Fault lines [ubs investment research]

What if the Fed ran China's monetary policy?

While the Federal Reserve did nothing to prevent neither the tech bubble of the late 1990s nor the recent housing bubble in the US, the People's Bank of China has just started to adopt a much more prudent approach. n It is still unclear, whether we face actually a real estate bubble inChina.

n However, the recent loan growth figures in China have stirred the Chinese to act preventively. This is something that the Federal Reserve didn't do in the wake of the housing bubble.

In 1997, after hiking interest rates several times and watching the US equity market reach new high after new high in what he famously termed a bout of “irrational exuberance,” former Fed Chairman Alan Greenspan finally threw in the towel. As he explained in his memoirs, published ten years later: “In effect, investors were teaching the Fed a lesson. You can’t tell when a market is overvalued, and you can’t fight market forces.” This was a reversal from the old Wall Street adage, “Don’t fight the Fed.” Greenspan’s admission of defeat was revealing: It underlined how firmly the belief in the righteousness of market forces was anchored among central bankers.

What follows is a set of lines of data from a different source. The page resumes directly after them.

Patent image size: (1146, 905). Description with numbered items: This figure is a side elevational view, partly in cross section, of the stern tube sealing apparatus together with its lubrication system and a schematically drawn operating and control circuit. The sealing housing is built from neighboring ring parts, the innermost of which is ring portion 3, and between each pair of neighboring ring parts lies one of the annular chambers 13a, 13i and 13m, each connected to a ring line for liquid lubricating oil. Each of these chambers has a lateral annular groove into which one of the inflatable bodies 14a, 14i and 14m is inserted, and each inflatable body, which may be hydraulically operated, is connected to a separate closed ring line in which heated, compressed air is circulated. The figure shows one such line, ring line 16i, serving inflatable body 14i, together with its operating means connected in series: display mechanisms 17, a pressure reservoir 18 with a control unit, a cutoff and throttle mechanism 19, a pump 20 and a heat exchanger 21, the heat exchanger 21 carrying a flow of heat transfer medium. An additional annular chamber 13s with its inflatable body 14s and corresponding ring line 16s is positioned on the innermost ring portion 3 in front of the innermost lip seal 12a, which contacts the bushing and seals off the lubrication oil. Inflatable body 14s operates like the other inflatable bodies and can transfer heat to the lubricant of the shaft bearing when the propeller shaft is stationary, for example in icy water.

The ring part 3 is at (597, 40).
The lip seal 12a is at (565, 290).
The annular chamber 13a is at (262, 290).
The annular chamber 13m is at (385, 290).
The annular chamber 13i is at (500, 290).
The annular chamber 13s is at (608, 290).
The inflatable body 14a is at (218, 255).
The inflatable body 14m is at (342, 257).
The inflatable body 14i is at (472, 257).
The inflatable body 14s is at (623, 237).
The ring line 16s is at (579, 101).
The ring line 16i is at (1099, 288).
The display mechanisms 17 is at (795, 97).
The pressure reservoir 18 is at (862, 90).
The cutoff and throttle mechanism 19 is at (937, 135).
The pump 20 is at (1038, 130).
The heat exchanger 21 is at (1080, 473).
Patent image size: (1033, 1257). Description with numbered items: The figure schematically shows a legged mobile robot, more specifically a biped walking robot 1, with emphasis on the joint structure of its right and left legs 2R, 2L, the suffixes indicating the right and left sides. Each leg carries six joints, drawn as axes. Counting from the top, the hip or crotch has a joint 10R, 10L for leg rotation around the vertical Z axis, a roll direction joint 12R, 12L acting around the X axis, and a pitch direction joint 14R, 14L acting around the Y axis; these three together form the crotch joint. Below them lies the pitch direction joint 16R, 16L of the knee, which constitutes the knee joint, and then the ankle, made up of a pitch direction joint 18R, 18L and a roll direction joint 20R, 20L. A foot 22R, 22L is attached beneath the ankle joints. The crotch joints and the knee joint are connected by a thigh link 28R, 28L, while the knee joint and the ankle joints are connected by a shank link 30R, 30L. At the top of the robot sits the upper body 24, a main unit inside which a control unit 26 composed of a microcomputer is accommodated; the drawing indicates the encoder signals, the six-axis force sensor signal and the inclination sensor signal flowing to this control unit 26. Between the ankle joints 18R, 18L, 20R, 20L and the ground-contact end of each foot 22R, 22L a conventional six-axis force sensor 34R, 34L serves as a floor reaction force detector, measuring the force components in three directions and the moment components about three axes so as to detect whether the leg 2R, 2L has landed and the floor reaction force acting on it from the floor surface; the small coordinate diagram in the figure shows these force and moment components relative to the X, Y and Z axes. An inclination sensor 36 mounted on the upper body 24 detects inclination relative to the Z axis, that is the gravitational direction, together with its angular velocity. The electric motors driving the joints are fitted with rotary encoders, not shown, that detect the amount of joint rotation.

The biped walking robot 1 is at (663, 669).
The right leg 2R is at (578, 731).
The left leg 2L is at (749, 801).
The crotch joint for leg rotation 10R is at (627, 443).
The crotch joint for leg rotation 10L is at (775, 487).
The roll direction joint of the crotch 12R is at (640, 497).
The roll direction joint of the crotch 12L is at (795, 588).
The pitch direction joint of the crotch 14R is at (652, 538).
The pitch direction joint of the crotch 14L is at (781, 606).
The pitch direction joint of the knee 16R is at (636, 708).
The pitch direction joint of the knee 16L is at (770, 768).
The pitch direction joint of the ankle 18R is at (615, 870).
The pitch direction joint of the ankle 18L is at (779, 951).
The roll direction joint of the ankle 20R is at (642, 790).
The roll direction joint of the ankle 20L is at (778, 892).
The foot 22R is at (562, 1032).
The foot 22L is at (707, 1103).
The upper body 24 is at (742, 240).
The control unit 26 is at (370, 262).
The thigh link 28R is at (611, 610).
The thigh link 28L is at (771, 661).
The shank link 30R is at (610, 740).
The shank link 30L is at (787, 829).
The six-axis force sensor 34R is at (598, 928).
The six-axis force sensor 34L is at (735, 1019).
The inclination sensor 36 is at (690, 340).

Or was it actually the threat of repeating Japan's experience in the early 1990s that made the Fed reluctant to curb financial excesses? Trying to deflate the immense equity and housing bubble that it helped inflate in the late 1980s, the Bank of Japan overdid its restrictive measures and did
not act quickly enough to reverse monetary policy once the air was out of
the bubble. This led to decades of deflationary stagnation in Japan,
proving in hindsight that dealing with asset bubbles is not an easy task.